There’s good news and bad news to report in Russell’s latest quarterly outlook for advisors.
The survey finds renewed optimism in 2013. Looking out over the next three years, 72% of advisors said they were optimistic about the capital markets, and 21% said clients shared that view. It’s an improvement over last quarter, when 65% of advisors were optimistic and 16% indicated clients were optimistic as well. Advisors also indicated that those in and approaching retirement tend to be more pessimistic, and younger generations are generally more optimistic.
Given the current economic and political environment, Russell put investor behavior “under the microscope.” It sought to know if—and how—advisors use investment policy statements (or a written statement of risk and return objectives along with implementation guidance). If they do, are clients staying the course? Or are clients more apt to deviate from policy?
Given the ongoing industry trend of moving to advisory-based relationships, the company said it was surprised that only 39% of advisors surveyed were using investment policy statements with all their clients.

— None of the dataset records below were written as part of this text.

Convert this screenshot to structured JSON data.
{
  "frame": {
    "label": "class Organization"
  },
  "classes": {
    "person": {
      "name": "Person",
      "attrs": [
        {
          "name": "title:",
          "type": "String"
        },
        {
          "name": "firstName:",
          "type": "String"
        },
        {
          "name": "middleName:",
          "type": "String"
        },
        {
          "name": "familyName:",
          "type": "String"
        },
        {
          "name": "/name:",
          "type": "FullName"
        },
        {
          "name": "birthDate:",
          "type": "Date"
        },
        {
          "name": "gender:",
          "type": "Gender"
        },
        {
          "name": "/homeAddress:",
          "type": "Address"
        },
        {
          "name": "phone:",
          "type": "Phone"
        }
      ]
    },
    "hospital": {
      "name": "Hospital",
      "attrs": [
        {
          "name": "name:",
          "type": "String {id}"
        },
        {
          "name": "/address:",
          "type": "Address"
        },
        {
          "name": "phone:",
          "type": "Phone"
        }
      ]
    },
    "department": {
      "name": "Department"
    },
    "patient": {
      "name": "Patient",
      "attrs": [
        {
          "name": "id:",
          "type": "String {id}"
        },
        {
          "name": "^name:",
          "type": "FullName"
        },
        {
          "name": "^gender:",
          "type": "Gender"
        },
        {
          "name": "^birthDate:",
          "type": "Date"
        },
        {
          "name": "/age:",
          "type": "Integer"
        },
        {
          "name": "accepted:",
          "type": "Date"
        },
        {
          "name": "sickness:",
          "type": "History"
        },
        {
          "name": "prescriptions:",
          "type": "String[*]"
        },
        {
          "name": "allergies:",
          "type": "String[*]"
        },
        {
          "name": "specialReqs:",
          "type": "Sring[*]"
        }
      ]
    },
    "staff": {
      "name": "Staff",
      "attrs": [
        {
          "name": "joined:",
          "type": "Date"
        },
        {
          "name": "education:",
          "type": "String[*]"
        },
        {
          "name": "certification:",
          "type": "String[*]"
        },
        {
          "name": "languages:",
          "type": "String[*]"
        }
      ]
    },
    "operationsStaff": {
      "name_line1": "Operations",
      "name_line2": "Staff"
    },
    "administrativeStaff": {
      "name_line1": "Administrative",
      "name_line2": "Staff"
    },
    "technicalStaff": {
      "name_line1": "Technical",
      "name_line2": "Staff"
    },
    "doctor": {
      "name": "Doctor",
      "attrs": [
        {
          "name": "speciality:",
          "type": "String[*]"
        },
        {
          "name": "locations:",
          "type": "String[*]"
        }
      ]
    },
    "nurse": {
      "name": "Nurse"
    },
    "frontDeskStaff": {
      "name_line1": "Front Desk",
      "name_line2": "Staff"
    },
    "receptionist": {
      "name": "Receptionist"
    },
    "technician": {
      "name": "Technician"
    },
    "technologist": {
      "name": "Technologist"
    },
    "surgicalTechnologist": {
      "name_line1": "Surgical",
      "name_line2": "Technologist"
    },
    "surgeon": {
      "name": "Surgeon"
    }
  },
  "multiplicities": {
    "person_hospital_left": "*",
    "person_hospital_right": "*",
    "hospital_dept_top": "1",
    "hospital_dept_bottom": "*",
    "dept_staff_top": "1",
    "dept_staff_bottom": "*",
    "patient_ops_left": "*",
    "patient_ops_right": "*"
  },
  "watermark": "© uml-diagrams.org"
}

However, respondents said they used investment policies as conversation starters, helping clients focus on their investment goals.

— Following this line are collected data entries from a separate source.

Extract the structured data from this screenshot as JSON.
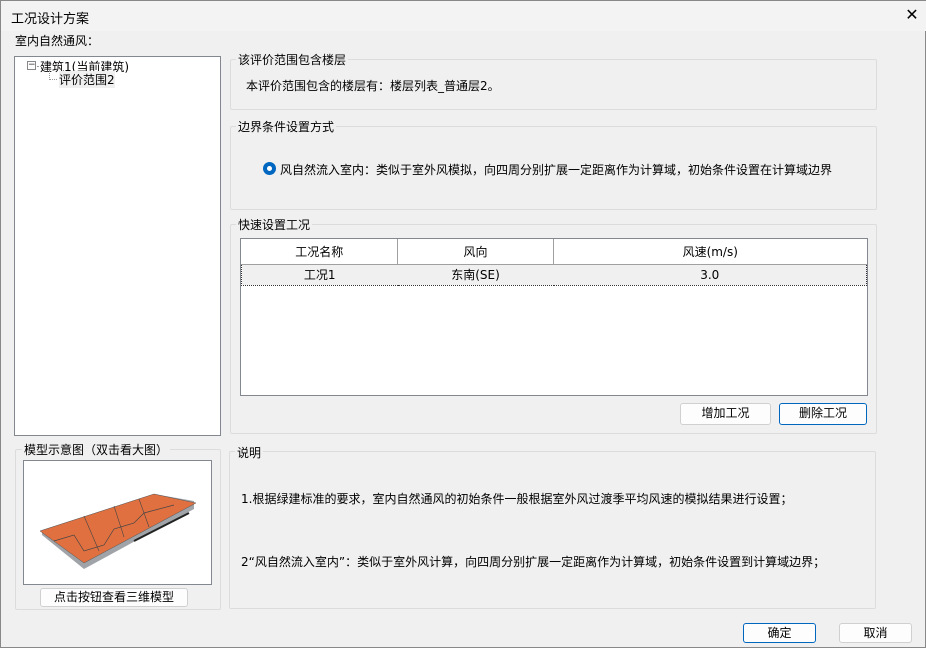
{
  "window": {
    "title": "工况设计方案",
    "close_icon": "close-icon"
  },
  "section_label": "室内自然通风：",
  "tree": {
    "root": "建筑1(当前建筑)",
    "child": "评价范围2"
  },
  "floors": {
    "title": "该评价范围包含楼层",
    "text": "本评价范围包含的楼层有：楼层列表_普通层2。"
  },
  "boundary": {
    "title": "边界条件设置方式",
    "option": "风自然流入室内：类似于室外风模拟，向四周分别扩展一定距离作为计算域，初始条件设置在计算域边界",
    "selected": true
  },
  "quick": {
    "title": "快速设置工况",
    "columns": [
      "工况名称",
      "风向",
      "风速(m/s)"
    ],
    "rows": [
      [
        "工况1",
        "东南(SE)",
        "3.0"
      ]
    ],
    "add_label": "增加工况",
    "delete_label": "删除工况"
  },
  "model": {
    "title": "模型示意图（双击看大图）",
    "view3d_label": "点击按钮查看三维模型"
  },
  "notes": {
    "title": "说明",
    "lines": [
      "1.根据绿建标准的要求，室内自然通风的初始条件一般根据室外风过渡季平均风速的模拟结果进行设置；",
      "2“风自然流入室内”：类似于室外风计算，向四周分别扩展一定距离作为计算域，初始条件设置到计算域边界；"
    ]
  },
  "footer": {
    "ok_label": "确定",
    "cancel_label": "取消"
  },
  "colors": {
    "accent": "#0067c0",
    "roof": "#e07040"
  }
}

“We think that’s a great start, but you may benefit even more by taking it a step further,” the report reads. “An investment policy statement is a powerful commitment device in down markets—or during especially volatile and uncertain times.”
It also noted that baby boomers and the Silent Generation (age 66 and older) are not necessarily feeling encouraged these days, even as many equity markets set new highs.
“This could mean older investors won’t have enough equity exposure to earn the returns needed to sustain their current lifestyle. For example, many retirees like the perceived safety and reliability of income from bonds. But with 10-year Treasury rates hovering around 2% right now, it would require an enormous nest egg to generate the same income stream they might have achieved when rates were higher.”